Erik drifted over, chuckling, his embroidered jacket scratching my arms. “Allow me.”

I tried not to clench up as his body curved behind me. He commandeered my hold on the bow, fingers closing over mine, his cool breath tickling my bare nape. I shivered, wishing I’d worn my hair down. Of course trapping a girl had to be Erik’s idea of courtship.

“They’re good shots.” His words grazed against me. “The Parrians.”

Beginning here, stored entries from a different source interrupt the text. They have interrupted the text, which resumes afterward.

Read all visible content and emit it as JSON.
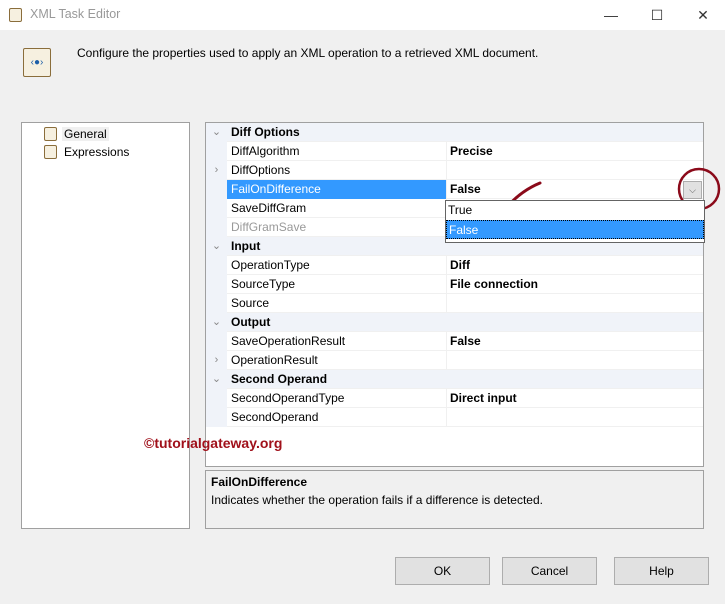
{
  "window": {
    "title": "XML Task Editor",
    "minimize": "—",
    "maximize": "☐",
    "close": "✕"
  },
  "intro": "Configure the properties used to apply an XML operation to a retrieved XML document.",
  "nav": {
    "items": [
      {
        "label": "General"
      },
      {
        "label": "Expressions"
      }
    ]
  },
  "grid": {
    "rows": [
      {
        "type": "cat",
        "name": "Diff Options",
        "glyph": "⌄"
      },
      {
        "name": "DiffAlgorithm",
        "value": "Precise"
      },
      {
        "name": "DiffOptions",
        "value": "",
        "glyph": "›"
      },
      {
        "name": "FailOnDifference",
        "value": "False",
        "selected": true
      },
      {
        "name": "SaveDiffGram",
        "value": ""
      },
      {
        "name": "DiffGramSave",
        "value": "",
        "disabled": true
      },
      {
        "type": "cat",
        "name": "Input",
        "glyph": "⌄"
      },
      {
        "name": "OperationType",
        "value": "Diff"
      },
      {
        "name": "SourceType",
        "value": "File connection"
      },
      {
        "name": "Source",
        "value": ""
      },
      {
        "type": "cat",
        "name": "Output",
        "glyph": "⌄"
      },
      {
        "name": "SaveOperationResult",
        "value": "False"
      },
      {
        "name": "OperationResult",
        "value": "",
        "glyph": "›"
      },
      {
        "type": "cat",
        "name": "Second Operand",
        "glyph": "⌄"
      },
      {
        "name": "SecondOperandType",
        "value": "Direct input"
      },
      {
        "name": "SecondOperand",
        "value": ""
      }
    ]
  },
  "dropdown": {
    "options": [
      "True",
      "False"
    ],
    "selected": "False",
    "button_glyph": "⌵"
  },
  "watermark": "©tutorialgateway.org",
  "description": {
    "title": "FailOnDifference",
    "text": "Indicates whether the operation fails if a difference is detected."
  },
  "buttons": {
    "ok": "OK",
    "cancel": "Cancel",
    "help": "Help"
  },
  "annotation_color": "#8b0a1a"
}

I took the opportunity to shift away slightly, looking toward the nobles from the military province and their trough of conquered apples. Sabira seemed the anomaly of the group, having just about hit her second apple after widely missing the first—a combination foretelling no produce, all appetite.

For a woman who always appeared battle-ready in her armored gown, I’d expected better aim.

“Did you know,” said Erik, lifting my bow into my eyeline, “that Parrians have a way of identifying Wielders?”

My body tensed. My specter curled into a knot. “Oh?” I breathed.